Well, not that women are always right or always have the best solution. Or that women are the wisest people on the block or even the church board. Neither does it mean that we shouldn’t listen to men or that men always shoot from the hip.
Not at all.
But 1 Samuel 24-26 does demonstrate that sometimes a woman brings a perspective that a man hasn’t or perhaps wouldn’t. And that at times a man is better off listening to a woman than to other men. It might also suggest that women can be gifted in diplomacy and could be of great value in those roles.
And considering the many biblical examples of a man bringing wise counsel, this passage also probably indicates that we need both men and women in decision-making positions, working together toward solutions. Too much of one perspective or the other likely leads to an imbalance, an emphasis on one type of response over and above another.
There’s a lot more going on in this text that I won’t take the time to discuss, like how David strengthens his position in Hebron (where he first becomes king) by marrying the widow of one of the region’s most influential landholders, and how the narrator uses the same terms of Abigail (intelligent and beautiful) that he does of David.
But for today, all I want you to ponder is why the author of 1 Samuel intentionally contrasted Abigail with David’s men.
It’s worth a second thought.
 According to Bill T. Arnold, 1 and 2 Samuel (Grand Rapids: Zondervan, 2003), 354, these episodes “are narrated in close proximity … in order to help us measure the development in David’s character.” Arnold applies this principle only to the first and last accounts (chs. 24 and 26), however.

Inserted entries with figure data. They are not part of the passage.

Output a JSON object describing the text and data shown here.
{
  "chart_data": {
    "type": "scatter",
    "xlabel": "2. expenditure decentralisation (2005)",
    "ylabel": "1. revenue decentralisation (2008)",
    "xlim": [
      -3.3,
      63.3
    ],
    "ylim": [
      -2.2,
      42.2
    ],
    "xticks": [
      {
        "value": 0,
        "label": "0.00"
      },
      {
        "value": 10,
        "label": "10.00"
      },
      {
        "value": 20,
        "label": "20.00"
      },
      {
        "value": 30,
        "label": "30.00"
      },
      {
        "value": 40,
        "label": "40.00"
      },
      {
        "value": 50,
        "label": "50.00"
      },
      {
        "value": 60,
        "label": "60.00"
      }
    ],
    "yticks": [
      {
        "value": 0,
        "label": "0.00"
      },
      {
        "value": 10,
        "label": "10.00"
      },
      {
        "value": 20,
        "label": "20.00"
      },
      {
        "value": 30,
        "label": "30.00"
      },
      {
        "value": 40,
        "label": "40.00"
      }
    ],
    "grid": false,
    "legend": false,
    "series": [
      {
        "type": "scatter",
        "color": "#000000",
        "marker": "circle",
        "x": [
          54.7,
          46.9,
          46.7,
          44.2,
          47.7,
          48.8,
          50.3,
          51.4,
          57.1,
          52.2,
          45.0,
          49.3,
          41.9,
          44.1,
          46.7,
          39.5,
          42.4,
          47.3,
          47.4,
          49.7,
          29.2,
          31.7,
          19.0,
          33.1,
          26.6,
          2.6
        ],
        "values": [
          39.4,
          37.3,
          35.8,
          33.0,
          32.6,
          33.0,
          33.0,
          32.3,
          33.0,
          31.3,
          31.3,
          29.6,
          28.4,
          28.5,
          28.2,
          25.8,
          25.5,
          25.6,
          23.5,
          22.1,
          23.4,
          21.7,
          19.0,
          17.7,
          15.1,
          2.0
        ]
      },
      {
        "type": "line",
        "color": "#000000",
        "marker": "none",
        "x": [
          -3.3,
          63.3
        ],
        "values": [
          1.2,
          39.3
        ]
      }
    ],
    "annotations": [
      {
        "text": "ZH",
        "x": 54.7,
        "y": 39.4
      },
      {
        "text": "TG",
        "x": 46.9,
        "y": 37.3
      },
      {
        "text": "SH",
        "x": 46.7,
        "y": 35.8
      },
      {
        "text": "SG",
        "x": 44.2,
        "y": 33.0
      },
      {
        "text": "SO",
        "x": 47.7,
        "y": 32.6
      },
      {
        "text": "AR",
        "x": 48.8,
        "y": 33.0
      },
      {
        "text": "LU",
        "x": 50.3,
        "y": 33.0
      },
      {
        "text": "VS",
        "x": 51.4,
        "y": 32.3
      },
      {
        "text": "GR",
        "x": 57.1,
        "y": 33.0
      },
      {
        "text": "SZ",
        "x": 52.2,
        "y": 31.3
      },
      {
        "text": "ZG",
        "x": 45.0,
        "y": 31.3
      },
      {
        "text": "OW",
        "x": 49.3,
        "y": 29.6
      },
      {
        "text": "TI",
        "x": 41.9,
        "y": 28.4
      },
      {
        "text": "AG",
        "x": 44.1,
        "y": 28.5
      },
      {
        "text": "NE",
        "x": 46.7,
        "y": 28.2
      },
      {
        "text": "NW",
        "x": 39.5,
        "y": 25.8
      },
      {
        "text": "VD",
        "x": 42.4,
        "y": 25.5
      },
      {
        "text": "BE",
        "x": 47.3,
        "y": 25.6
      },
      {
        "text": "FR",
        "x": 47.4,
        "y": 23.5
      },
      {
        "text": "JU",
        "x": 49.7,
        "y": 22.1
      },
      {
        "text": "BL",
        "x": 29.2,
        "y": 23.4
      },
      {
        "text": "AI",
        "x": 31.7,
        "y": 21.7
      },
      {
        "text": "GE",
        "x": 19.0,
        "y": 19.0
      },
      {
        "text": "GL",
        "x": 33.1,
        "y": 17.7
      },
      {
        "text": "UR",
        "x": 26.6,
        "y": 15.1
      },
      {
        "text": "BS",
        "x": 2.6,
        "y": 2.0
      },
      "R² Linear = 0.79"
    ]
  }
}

The ESV Study Bible, 530, states: “The three episodes in the next three chapters all have the same theme: David, who as a warrior has already killed many of the Lord’s enemies, should not kill for his own advantage.”
 Mary J. Evans writes, “David would have known the oracle was not valid, but in this emotionally charged situation he is easily persuaded and probably relishes the challenge.” In 1 & 2 Samuel (Rapids: Baker, 2012), 107.
 Abigail “takes immediate and decisive action.” CEB Study Bible, 460.
 Jon D. Levenson, “1 Samuel 25 as Literature and as History,” The Catholic Biblical Quarterly 40 (1978): 20.
 The extended passage is an example of narrative analogy, “a device whereby the narrator can provide an internal commentary on the action which he is describing, usually by means of cross-reference to an earlier action or speech. Thus narratives are made to interact in ways which may not be immediately apparent; ironic parallelism abounds wherever this technique is applied.” Joyce G. Baldwin, 1 and 2 Samuel (Downers Grove: InterVarsity, 1988), 147, quoting R. P. Gordon.
 Evans, 113.
 Levenson, 24.
 CEB Study Bible, 460.
 Levenson, 19.
 I do not think Bathsheba was a temptress; in this I am reiterating the view of many commentators. As far as the contrast with Bathsheba, others are explicit where Levenson is not. Arnold, 344, writes, “In contrast to Bathsheba, Abigail is the ‘ideal woman,’ whose ‘rhetorical genius’ prevents David from killing her husband.”
 Judging by his wealth and influence Nabal may have been the leading man of the region. By marrying his widow David inherited not only Nabal’s wealth but also his position. See Levenson, 24-27; and Robert D. Bergen 1, 2 Samuel (Nashville: Broadman & Holman, 1996), 253.
 “Intelligent” is used of David in 1 Sam. 18:5, 30; David is “beautiful” in 1 Sam. 16:12.